OSC moves to extend capital-raising exemptions indefinitely for Ontario issuers
For advisers and dealers, one change sits close to home. Under the offering memorandum exemption, an investor faces a $100,000 investment limit in National Instrument 45-106. The relief lets a reinvestment of proceeds from selling an earlier investment in the same issuer fall outside that limit – but only if the investor gets advice from a registered dealer or registered adviser that the reinvestment and any new purchase remain suitable.
The piece drawing the most money is the listed issuer financing exemption, or LIFE. Adopted in November 2022 for listed reporting issuers that keep their disclosure current, it let them raise the greater of $5 million and 10 percent of market value, capped at $10 million a year. The May 2025 order lifted that ceiling to the greater of $25 million and 20 percent of market value, up to $50 million.

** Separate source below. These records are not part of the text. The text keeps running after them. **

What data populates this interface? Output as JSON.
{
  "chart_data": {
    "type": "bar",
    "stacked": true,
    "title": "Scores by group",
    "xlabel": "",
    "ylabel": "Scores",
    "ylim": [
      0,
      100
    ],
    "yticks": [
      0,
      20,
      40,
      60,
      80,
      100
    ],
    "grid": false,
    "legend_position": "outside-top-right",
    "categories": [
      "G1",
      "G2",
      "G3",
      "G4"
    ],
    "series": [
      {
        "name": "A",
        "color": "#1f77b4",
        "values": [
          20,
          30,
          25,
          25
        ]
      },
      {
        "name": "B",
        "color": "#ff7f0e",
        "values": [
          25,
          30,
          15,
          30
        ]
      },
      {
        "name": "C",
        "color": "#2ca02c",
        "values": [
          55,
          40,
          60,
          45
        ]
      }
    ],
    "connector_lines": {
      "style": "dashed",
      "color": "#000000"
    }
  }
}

The OSC said the expanded exemption has been busy. As of March 31, 2026, roughly 523 issuers across Canada had raised $4.6 billion under LIFE. In Ontario, about 107 issuers for which the OSC is principal regulator completed distributions worth about $1.17 billion, including 68 that relied on the expanded limits.
The OSC said it made no substantive changes to the original exemptions, except that Rule 45-511 now designates the required offering document as a “core document” under the Act.
The rules were not published for comment. The OSC said they grant exemptions or remove restrictions and are not likely to substantially affect anyone other than those who benefit from them.